Home  »  Volume V: English THE DRAMA TO 1642 Part One  »  § 13. His forerunners

The Cambridge History of English and American Literature in 18 Volumes (1907–21).
Volume IV. Prose and Poetry: Sir Thomas North to Michael Drayton.

VII. Marlowe and Kyd

§ 13. His forerunners

Edward II is not the first of the patriotic plays which supplanted the didactic and satirical morality (the dramatic counterpart of A Mirror for Magistrates), or of the Senecan variants, from Gorboduc to The Misfortunes of Arthur and Locrine. Of the extant forerunners, the roughly drawn Famous Victories of Henry the fifth and Jack Straw (printed in 1593) may be the earliest. A third, The Troublesome Raigne of John, King of England, in two parts (printed in 1591), supplies a link between the older King John by Bale and the later by Shakespeare, not merely as showing a progression in the treatment of a historical theme, but—and this gives force to the progression—in the humanising of the chief personages. This breaking with the dull habit of the chronicle play becomes clearer in Peele’s Edward I (even though much of the roughness of the earlier models remains), and in The First Part of the Contention betwixt the two famous Houses of Yorke and Lancaster and The True Tragedie of Richard, Duke of Yorke (represented in later form by Parts II and III of Henry VI).

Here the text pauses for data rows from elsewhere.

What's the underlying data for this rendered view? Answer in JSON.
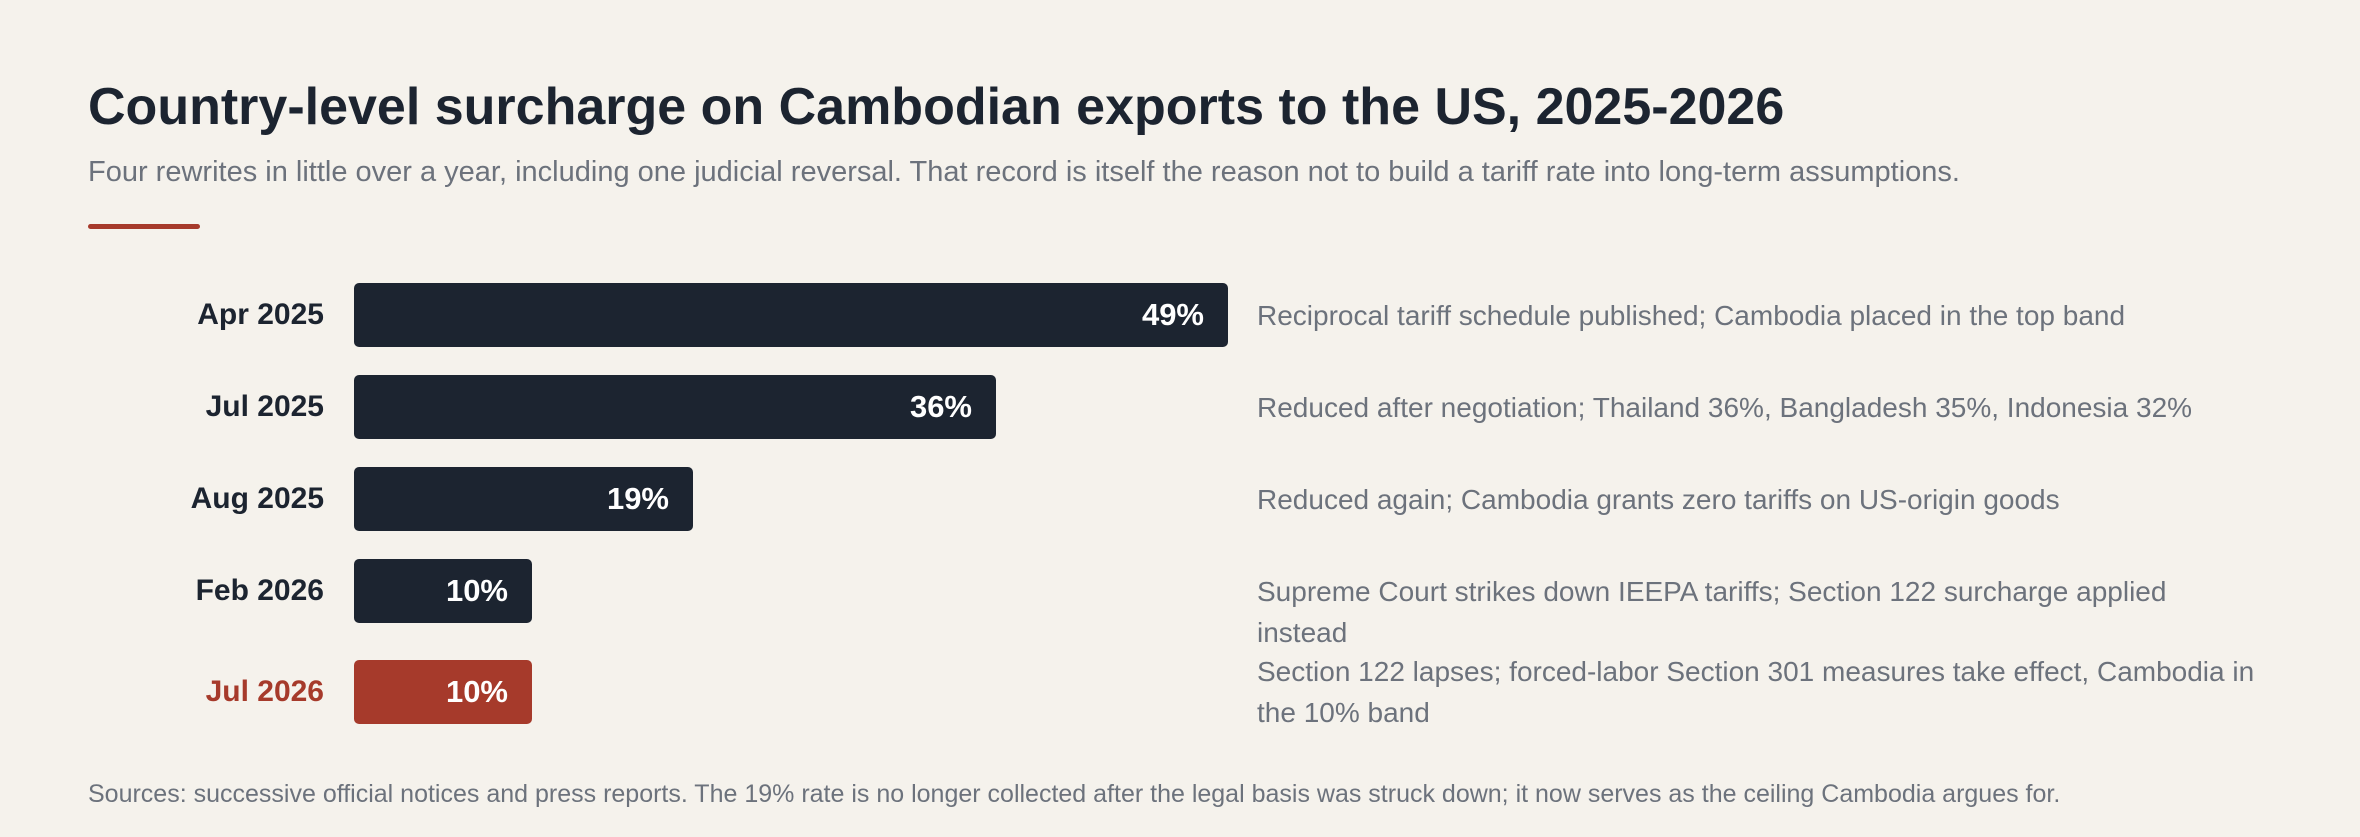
{
  "title": "Country-level surcharge on Cambodian exports to the US, 2025-2026",
  "subtitle": "Four rewrites in little over a year, including one judicial reversal. That record is itself the reason not to build a tariff rate into long-term assumptions.",
  "source": "Sources: successive official notices and press reports. The 19% rate is no longer collected after the legal basis was struck down; it now serves as the ceiling Cambodia argues for.",
  "colors": {
    "bar": "#1c2430",
    "highlight": "#a63a2b",
    "background": "#f5f2ec",
    "muted_text": "#6c727c"
  },
  "chart_data": {
    "type": "bar",
    "orientation": "horizontal",
    "title": "Country-level surcharge on Cambodian exports to the US, 2025-2026",
    "categories": [
      "Apr 2025",
      "Jul 2025",
      "Aug 2025",
      "Feb 2026",
      "Jul 2026"
    ],
    "values": [
      49,
      36,
      19,
      10,
      10
    ],
    "value_labels": [
      "49%",
      "36%",
      "19%",
      "10%",
      "10%"
    ],
    "unit": "%",
    "xlim": [
      0,
      49
    ],
    "highlighted_category": "Jul 2026",
    "annotations": [
      "Reciprocal tariff schedule published; Cambodia placed in the top band",
      "Reduced after negotiation; Thailand 36%, Bangladesh 35%, Indonesia 32%",
      "Reduced again; Cambodia grants zero tariffs on US-origin goods",
      "Supreme Court strikes down IEEPA tariffs; Section 122 surcharge applied instead",
      "Section 122 lapses; forced-labor Section 301 measures take effect, Cambodia in the 10% band"
    ],
    "grid": false,
    "legend": "none"
  }
}
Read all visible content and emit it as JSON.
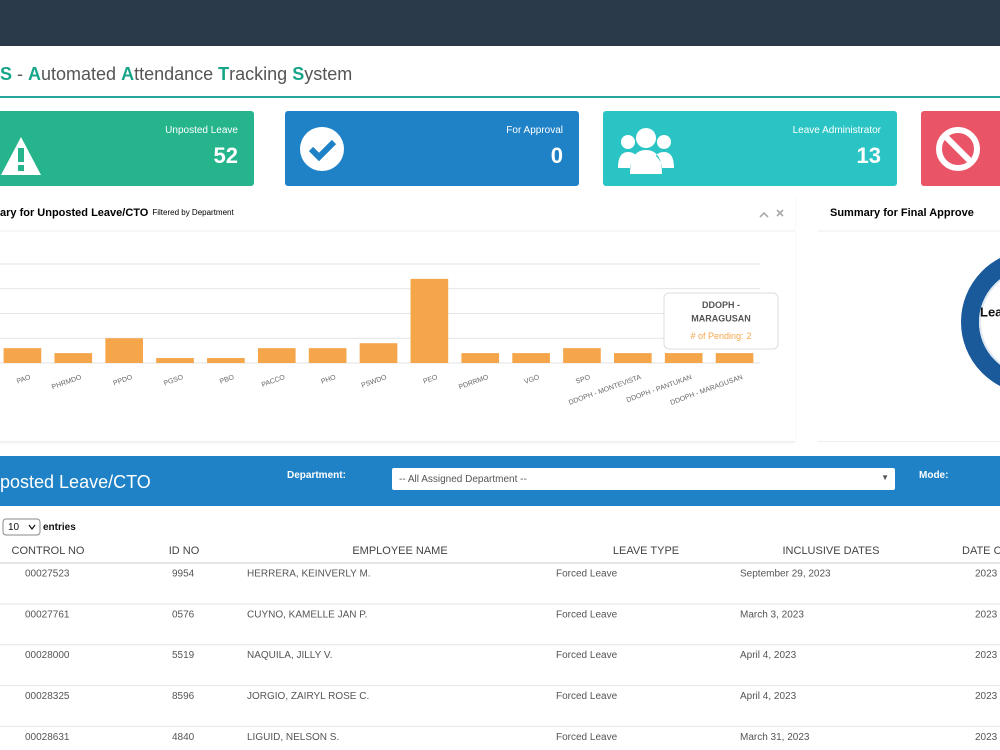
{
  "header": {
    "title_segments": [
      {
        "text": "S",
        "accent": true
      },
      {
        "text": " - ",
        "accent": false
      },
      {
        "text": "A",
        "accent": true
      },
      {
        "text": "utomated ",
        "accent": false
      },
      {
        "text": "A",
        "accent": true
      },
      {
        "text": "ttendance ",
        "accent": false
      },
      {
        "text": "T",
        "accent": true
      },
      {
        "text": "racking ",
        "accent": false
      },
      {
        "text": "S",
        "accent": true
      },
      {
        "text": "ystem",
        "accent": false
      }
    ]
  },
  "cards": [
    {
      "label": "Unposted Leave",
      "value": 52,
      "color": "#26b48c"
    },
    {
      "label": "For Approval",
      "value": 0,
      "color": "#1f82c6"
    },
    {
      "label": "Leave Administrator",
      "value": 13,
      "color": "#2ac4c4"
    },
    {
      "color": "#ea5467"
    }
  ],
  "chart_data": {
    "type": "bar",
    "title": "ary for Unposted Leave/CTO",
    "subtitle": "Filtered by Department",
    "categories": [
      "PAO",
      "PHRMDO",
      "PPDO",
      "PGSO",
      "PBO",
      "PACCO",
      "PHO",
      "PSWDO",
      "PEO",
      "PDRRMO",
      "VGO",
      "SPO",
      "DDOPH - MONTEVISTA",
      "DDOPH - PANTUKAN",
      "DDOPH - MARAGUSAN"
    ],
    "series": [
      {
        "name": "# of Pending",
        "color": "#f5a54a",
        "values": [
          3,
          2,
          5,
          1,
          1,
          3,
          3,
          4,
          17,
          2,
          2,
          3,
          2,
          2,
          2
        ]
      }
    ],
    "ylim": [
      0,
      20
    ],
    "yticks": [
      0,
      5,
      10,
      15,
      20
    ],
    "grid": true,
    "tooltip": {
      "category_index": 14,
      "separator": ":"
    }
  },
  "right_panel": {
    "title": "Summary for Final Approve",
    "donut_text": "Lea"
  },
  "filter_bar": {
    "title": "posted Leave/CTO",
    "department_label": "Department:",
    "department_value": "-- All Assigned Department --",
    "mode_label": "Mode:"
  },
  "table": {
    "page_size": "10",
    "entries_label": "entries",
    "columns": [
      "CONTROL NO",
      "ID NO",
      "EMPLOYEE NAME",
      "LEAVE TYPE",
      "INCLUSIVE DATES",
      "DATE C"
    ],
    "rows": [
      [
        "00027523",
        "9954",
        "HERRERA, KEINVERLY M.",
        "Forced Leave",
        "September 29, 2023",
        "2023"
      ],
      [
        "00027761",
        "0576",
        "CUYNO, KAMELLE JAN P.",
        "Forced Leave",
        "March 3, 2023",
        "2023"
      ],
      [
        "00028000",
        "5519",
        "NAQUILA, JILLY V.",
        "Forced Leave",
        "April 4, 2023",
        "2023"
      ],
      [
        "00028325",
        "8596",
        "JORGIO, ZAIRYL ROSE C.",
        "Forced Leave",
        "April 4, 2023",
        "2023"
      ],
      [
        "00028631",
        "4840",
        "LIGUID, NELSON S.",
        "Forced Leave",
        "March 31, 2023",
        "2023"
      ]
    ]
  }
}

We find like evidence in The True Tragedie of Richard III (printed in 1594) and in the “troublesome” text of I Henry VI, as it appears in the Shakespeare folio. In this historical laboratory, in which some ask us to believe that Marlowe gained experience in the earlier texts on which Parts I and II of Henry VI were founded, as well as in the Shakespearean revisions, and even in the Shakespearean Part I, we have the making of Edward II, and, as a further effect of the collaboration, of Richard II.